Диана раздраженно открыла косметичку и с ерническим старанием стала перебирать смешавшиеся в ней предметы.
— Что у нас тут «на всякий случай»? Губная помада. Пудра. В пудренице нет паспорта? Паспорт, ау! В пудренице нет. Дезодорант. Тушь… Салфетки — все без фотографии, видишь? А это что…

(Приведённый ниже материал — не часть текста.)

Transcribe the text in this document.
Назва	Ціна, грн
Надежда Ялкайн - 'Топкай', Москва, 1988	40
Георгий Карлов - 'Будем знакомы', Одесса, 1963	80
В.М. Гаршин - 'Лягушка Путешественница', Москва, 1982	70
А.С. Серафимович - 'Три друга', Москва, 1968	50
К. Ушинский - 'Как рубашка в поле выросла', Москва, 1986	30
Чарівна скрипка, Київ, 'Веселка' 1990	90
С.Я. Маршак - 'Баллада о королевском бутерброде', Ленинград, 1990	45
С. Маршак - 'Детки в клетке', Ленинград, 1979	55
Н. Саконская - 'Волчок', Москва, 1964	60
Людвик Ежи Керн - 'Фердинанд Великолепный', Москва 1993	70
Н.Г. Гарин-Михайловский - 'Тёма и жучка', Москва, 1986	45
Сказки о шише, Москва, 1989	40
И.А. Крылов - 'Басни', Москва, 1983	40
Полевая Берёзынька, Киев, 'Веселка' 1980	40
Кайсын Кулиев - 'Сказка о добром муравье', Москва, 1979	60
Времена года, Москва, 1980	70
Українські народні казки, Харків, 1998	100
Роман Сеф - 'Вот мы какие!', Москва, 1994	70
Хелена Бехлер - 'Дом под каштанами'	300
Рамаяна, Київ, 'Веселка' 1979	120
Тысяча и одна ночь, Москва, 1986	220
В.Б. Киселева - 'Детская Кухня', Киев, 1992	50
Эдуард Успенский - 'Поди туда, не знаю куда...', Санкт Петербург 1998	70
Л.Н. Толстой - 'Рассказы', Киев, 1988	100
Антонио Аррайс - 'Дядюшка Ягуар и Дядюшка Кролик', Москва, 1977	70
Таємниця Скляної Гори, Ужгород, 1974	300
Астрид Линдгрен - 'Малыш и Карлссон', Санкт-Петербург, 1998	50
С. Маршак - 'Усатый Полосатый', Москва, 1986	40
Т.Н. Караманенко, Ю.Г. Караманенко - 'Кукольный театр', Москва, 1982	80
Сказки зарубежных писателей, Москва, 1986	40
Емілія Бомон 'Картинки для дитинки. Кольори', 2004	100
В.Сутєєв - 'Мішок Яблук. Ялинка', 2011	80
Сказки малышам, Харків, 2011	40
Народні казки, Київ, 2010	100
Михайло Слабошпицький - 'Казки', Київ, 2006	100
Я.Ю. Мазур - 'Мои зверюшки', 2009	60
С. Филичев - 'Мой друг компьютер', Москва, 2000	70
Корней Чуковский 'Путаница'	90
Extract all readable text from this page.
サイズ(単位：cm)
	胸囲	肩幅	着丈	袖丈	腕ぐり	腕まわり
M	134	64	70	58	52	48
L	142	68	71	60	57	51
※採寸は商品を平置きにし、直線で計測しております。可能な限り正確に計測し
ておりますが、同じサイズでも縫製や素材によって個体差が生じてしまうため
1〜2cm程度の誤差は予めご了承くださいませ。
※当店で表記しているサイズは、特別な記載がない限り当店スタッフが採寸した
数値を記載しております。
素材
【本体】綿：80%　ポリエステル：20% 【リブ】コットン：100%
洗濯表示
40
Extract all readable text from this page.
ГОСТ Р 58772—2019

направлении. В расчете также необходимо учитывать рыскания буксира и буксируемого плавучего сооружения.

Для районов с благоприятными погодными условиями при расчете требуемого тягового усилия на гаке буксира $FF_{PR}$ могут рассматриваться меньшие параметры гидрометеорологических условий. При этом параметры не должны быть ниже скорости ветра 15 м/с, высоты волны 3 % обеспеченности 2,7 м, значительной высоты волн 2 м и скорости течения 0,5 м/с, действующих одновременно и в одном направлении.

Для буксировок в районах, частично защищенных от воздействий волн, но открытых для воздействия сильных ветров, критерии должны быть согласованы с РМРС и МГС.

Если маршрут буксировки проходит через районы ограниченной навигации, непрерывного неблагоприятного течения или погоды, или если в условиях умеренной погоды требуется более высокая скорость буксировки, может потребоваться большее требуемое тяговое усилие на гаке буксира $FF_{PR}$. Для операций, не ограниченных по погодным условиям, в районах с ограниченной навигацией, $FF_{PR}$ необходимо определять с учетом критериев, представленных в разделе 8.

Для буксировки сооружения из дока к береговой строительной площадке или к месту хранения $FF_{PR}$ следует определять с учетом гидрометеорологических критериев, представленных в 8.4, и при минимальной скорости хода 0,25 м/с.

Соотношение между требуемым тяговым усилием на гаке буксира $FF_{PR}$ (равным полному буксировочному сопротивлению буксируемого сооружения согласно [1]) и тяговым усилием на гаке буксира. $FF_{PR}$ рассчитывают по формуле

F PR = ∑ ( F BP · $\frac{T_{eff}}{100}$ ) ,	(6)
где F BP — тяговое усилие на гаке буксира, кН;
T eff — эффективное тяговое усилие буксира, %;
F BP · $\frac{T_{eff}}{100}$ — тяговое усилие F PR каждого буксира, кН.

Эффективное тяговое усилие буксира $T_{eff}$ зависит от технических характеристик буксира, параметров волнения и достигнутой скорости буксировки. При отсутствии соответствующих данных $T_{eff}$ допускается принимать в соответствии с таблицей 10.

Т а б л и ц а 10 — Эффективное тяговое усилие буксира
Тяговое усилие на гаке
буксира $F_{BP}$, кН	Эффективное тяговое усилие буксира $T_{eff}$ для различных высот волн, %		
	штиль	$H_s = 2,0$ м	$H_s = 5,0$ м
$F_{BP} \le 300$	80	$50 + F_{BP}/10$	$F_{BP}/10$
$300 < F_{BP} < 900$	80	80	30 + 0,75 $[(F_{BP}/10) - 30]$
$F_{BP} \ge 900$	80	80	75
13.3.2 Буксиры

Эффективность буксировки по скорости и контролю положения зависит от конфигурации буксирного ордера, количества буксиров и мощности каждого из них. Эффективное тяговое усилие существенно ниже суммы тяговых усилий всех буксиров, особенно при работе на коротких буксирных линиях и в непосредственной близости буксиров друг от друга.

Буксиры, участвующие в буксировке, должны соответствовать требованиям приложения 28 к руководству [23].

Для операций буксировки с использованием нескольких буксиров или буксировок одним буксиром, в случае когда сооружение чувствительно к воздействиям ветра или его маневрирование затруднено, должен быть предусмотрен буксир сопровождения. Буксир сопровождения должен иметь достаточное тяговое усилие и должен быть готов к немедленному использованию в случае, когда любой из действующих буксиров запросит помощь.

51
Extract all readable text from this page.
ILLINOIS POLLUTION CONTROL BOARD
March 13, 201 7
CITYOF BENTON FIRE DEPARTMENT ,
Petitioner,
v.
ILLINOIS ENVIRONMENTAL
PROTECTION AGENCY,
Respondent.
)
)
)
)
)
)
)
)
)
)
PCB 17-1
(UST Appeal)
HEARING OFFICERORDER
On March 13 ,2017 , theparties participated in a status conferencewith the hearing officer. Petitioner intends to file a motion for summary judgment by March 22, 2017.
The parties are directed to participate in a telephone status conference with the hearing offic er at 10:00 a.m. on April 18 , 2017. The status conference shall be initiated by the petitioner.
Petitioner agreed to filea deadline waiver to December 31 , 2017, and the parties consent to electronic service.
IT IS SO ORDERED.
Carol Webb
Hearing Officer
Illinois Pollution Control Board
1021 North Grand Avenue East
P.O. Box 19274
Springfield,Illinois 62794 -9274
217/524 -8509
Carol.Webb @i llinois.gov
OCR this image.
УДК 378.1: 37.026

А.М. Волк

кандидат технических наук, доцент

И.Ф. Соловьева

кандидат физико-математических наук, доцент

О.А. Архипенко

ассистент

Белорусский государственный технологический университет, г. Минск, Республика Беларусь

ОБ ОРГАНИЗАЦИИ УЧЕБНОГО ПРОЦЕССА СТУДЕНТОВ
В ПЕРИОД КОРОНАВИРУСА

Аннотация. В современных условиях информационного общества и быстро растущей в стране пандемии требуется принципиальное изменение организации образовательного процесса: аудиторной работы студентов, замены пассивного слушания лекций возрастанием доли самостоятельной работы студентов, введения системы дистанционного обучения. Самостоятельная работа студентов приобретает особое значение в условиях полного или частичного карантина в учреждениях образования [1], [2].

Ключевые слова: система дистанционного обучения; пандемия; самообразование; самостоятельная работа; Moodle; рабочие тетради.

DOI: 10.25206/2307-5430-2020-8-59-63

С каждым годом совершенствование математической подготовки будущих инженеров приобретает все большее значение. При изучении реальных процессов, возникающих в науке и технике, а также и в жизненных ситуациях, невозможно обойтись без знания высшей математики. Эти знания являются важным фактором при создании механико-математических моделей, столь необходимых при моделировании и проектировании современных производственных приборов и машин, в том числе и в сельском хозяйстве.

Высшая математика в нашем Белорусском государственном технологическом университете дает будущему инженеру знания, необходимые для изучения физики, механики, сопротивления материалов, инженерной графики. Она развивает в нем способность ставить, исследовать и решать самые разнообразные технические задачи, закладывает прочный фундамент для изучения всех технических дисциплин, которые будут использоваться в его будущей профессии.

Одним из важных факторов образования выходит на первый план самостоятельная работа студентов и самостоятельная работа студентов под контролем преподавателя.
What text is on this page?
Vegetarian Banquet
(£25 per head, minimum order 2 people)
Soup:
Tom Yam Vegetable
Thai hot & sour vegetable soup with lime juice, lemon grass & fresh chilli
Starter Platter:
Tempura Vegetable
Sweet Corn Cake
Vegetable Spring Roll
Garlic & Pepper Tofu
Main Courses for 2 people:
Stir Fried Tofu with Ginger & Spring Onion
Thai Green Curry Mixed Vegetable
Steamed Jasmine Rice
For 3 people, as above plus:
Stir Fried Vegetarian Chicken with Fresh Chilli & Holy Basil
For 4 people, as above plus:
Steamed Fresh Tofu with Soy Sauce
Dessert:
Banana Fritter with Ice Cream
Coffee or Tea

Она сунула руку в кармашек, пристеганный к внутренней стороне косметички, и вытащила две светло-голубые картонки. Увидев на них фотографии и какие-то печати, Раздолбай чуть не подпрыгнул.
— Что это?!
— Карточки покупателя — мамина и моя.
Схватив картонку с Дианиной фотографией, Раздолбай просунул ее в окно кассы.
— Подойдет?
Кассирша придирчиво осмотрела карточку и, ни слова не говоря, стала выписывать билет. Раздолбай ликовал, чувствуя, как вера во всесильного покровителя восстает из пепла, снова превращаясь в столп, на котором держится понимание жизни. Снова все стало ясно, как дважды два — Бог обещал Диану, подсказывал действия, которые вели к сближению с ней, и складывал обстоятельства в пользу этого сближения. Раздолбай никогда бы не решился позвать ее в Москву и не поверил бы, что это возможно, но он послушал голос Бога, и все сложилось так, что в его сердце остался волшебный миг прогулки на Воробьевых горах. Теперь Бог велел отправить Диану в Ригу. Жребий, билет и спасительный документ подтверждали, что это была воля свыше, и Раздолбай твердо верил, что эта же воля приведет его к еще большему волшебству. Не для того же Бог пообещал «дано будет» и столько уже для этого сделал, чтобы теперь их просто разъединить!
В том, что Диана «дана будет» Раздолбай больше не сомневался. Ему даже показалось, что он может предугадать замысел Бога на ход вперед, как постигший шахматные тайны игрок предугадывает ходы партнера. В последний момент, предполагал он, Диана откажется лететь, повиснет у него на шее и скажет, что «испытывает к нему что-то такое». Он ответит, что давно испытывает то же самое. Они поцелуются и поедут к нему, объединенные молчаливым согласием совершить то, чего он так давно ждет и боится. Только бояться теперь не придется, потому что, отказавшись улететь и сделав, таким образом, первый шаг, Диана простит ему любую оплошность.
Получив билет, он торжествующе сказал:
— Как я обещал, через шесть часов будешь в Риге. Сколько раз уже все получалось так, как я говорю?
Диана угрюмо промолчала, но ее холодность больше не смущала его. Он считал, что владеет секретом, о котором она просто не знает — все уже предрешено, и Бог приведет ее к нему в объятия, точно так же, как привел в Москву, несмотря на все возражения. Знание этого секрета веселило его, и отчаяние проигравшего сменилось куражом победителя. Откуда-то вспомнились десятки смешных историй, и в закутке облезлого шереметьевского кафе он искрометно бомбил ими скучающую Диану, пока не объявили посадку на ее рейс.
— Ну что, мне пора, наверное, — засобиралась она, отводя взгляд.
«Откажется лететь сейчас или возле зоны контроля? — подумал Раздолбай. — Пожалуй, возле зоны. Меня туда не пустят, и у последней черты все случится».
— Я тебя провожу, — предложил он.
Возле стойки, где проверяли посадочные талоны, она развернулась к нему лицом.